Evolution of compact binary populations in globular clusters: A Boltzmann study. II. Introducing stochasticity

We continue the exploration that we began in Paper I of using the Boltzmann scheme to study the evolution of compact binary populations of globular clusters, introducing in this paper our method of handling the stochasticity inherent in the dynamical processes of binary formation, destruction, and hardening in globular clusters. We describe these stochastic processes as "Wiener processes," whereupon the Boltzmann equation becomes a stochastic partial differential equation, the solution of which involves the use of "It (o) over bar calculus" (this use being the first, to our knowledge, in this subject), in addition to ordinary calculus. As in Paper I, we focus on the evolution of (1) the number of X-ray binaries NXB in globular clusters and (2) the orbital period distribution of these binaries.

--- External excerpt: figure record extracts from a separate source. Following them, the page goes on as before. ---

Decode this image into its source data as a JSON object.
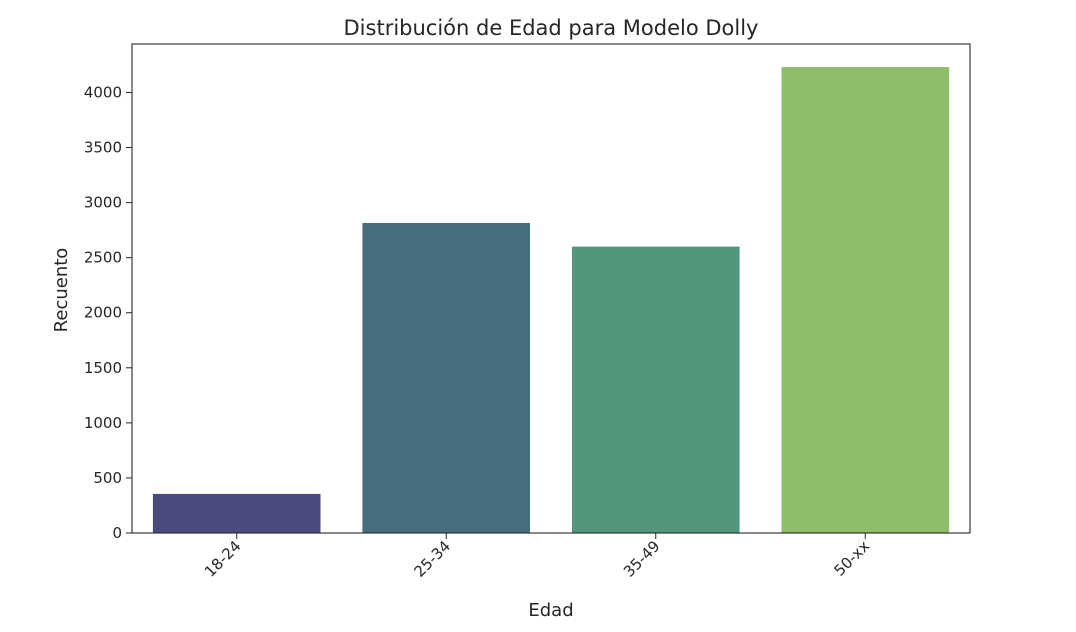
{
  "chart_data": {
    "type": "bar",
    "title": "Distribución de Edad para Modelo Dolly",
    "xlabel": "Edad",
    "ylabel": "Recuento",
    "categories": [
      "18-24",
      "25-34",
      "35-49",
      "50-xx"
    ],
    "values": [
      355,
      2815,
      2600,
      4230
    ],
    "colors": [
      "#4a4a7c",
      "#466f7e",
      "#52967c",
      "#8ebe6a"
    ],
    "ylim": [
      0,
      4440
    ],
    "yticks": [
      0,
      500,
      1000,
      1500,
      2000,
      2500,
      3000,
      3500,
      4000
    ],
    "x_tick_rotation_deg": 45,
    "grid": false,
    "legend": "none"
  }
}
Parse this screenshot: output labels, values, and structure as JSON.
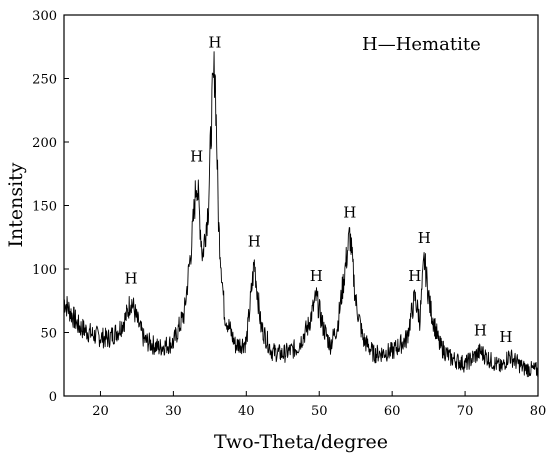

We show that, although the details of the fluctuations in the above quantities differ from one "realization" to another of the stochastic processes, the general trends follow those found in the continuous-limit study of Paper I, and the average result over many such realizations is very close to the continuous-limit result. We investigate the dependence of N-XB found by these calculations on two essential globular cluster properties, namely, the star-star and star-binary encounter rate parameters Gamma and gamma, for which we coined the name "Verbunt parameters" in Paper I. We compare our computed results with those from Chandra observations of Galactic globular clusters, showing that the expected scalings of N-XB with the Verbunt parameters are in good agreement with those observed. We indicate additional features that can be incorporated into the scheme in the future, as well as how more elaborate problems can be tackled.